Do you know what’s interesting about comment spam? Nothing, of course. But consider this. No piece of comment spam has ever been able to mimic a human convincingly. It tries, but comment spam is like the aliens among us. They look like us, dress like us … but they also eat the houseplants. In obedience to the iron genre trope that there must be some obvious failure of mimicry that gives away this sinister presence. To read comment spam is to come to awareness that these creatures have travelled a long way to get to our little blue marble floating in space (whether they come in peace, or to breed with the ladies, or because their home planet is tragically polluted.) Consider this offering, left in response to a post about a passage from Thomas Mann:
I also have read some of the best articles I’ve ever read after coming into the blogoshpere. I check the indices such as Daypop for what are the most linked news stories and blogs. I used to go to the library and look through publications but I would never find the articles and stories I’m finding on the internet.
There is a pathos to it. (I’ve left it up to reward it for winning my heart.) I’m seeing an alien who has assumed a somewhat Walter Mittyish form. He is short with thick glasses. His suit is ill-fitting. Every day he goes to the library seeking information about this strange new world. The nice librarian – a mousy girl with glasses and pearls – very demurely executes a gesture that takes in a whole room of books full of articles and stories. Our protagonist clumsily examines a few volumes, sniffs them, turns them upside down. Where is the information? When he becomes frustrated he makes little honking noises that annoy a bosomy old blue-haired bluenose society-type. A rugged teenage boy in his proud letterman’s jacket is checking out a book on football. He openly laughs at the stranger. “Yer an oddball, fella,” causing the little man to back nervously against the shelves, eyes darting. A book falls on his head. The librarian, feeling sorry for him, whispers ‘shhhh’. Every day it is the same until one day the delivery man, polite cap in hand, presents the librarian with the heavy box containing the library’s new computer.

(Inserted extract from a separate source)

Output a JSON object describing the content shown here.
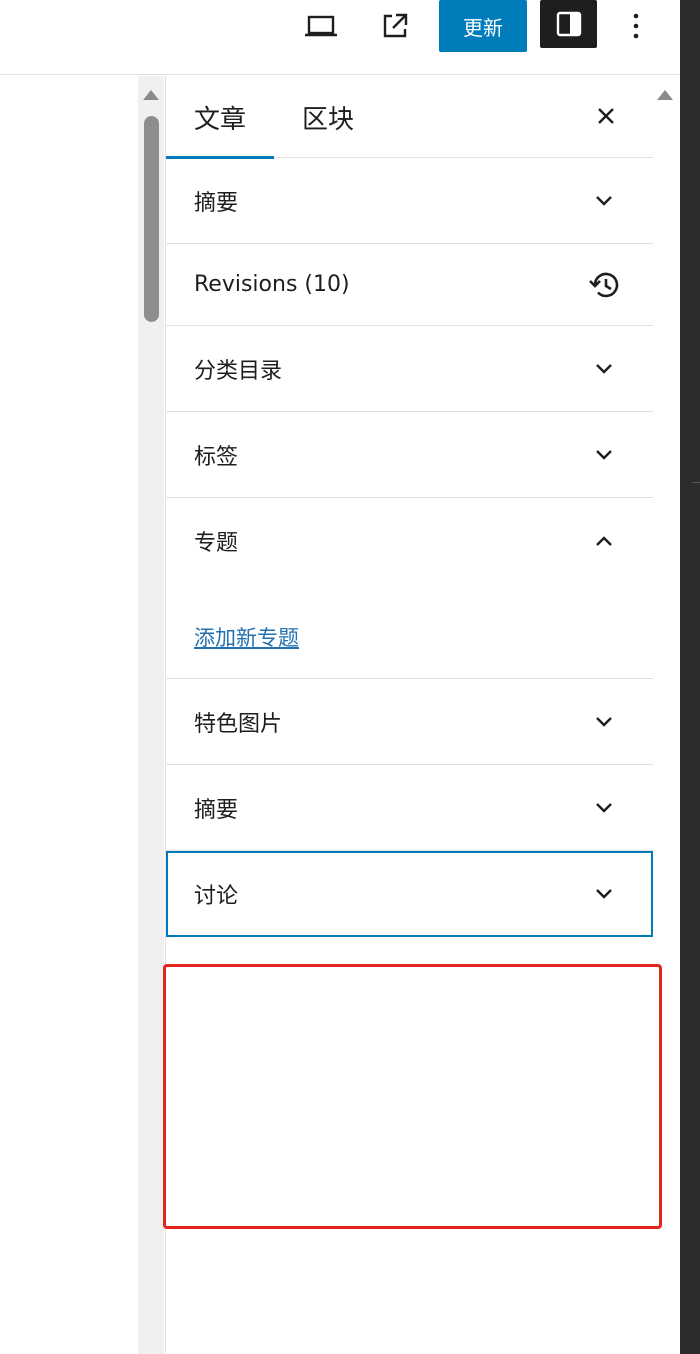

She is nervous but excited, eager to make this new thing part of her little domain. She isn’t sure how it works … but the mysterious stranger is there by her side. Somehow his fingers find all the right keys. We see the light of scrolling pages reflected in the lenses of glasses. Daypop! He is happy. The light is in her glasses, too. She is happy, seeing that he is happy. Every day he is there, always Daypop sending him to new blogs where he leaves messages. Always the same. About how in the library he could never find anything, but now Daypop sends him to new blogs everyday. He can hardly type the messages quickly enough. (He has another amusing tick. He always drinks milk. Only milk. Which gives him a silly moustache. But the milk makes him slightly drunk – his alien metabolism. Hence he slurs his speech and types things like ‘blogoshpere’.) One day the librarian, out of curiosity, clicks on the little hyperlink that is his name – odd name, sounds foreign – at the bottom of one of those many comments he leaves all day, every day. It transports her to … the little stranger’s homeworld, where she is surrounded by golden (oh, hell with it.)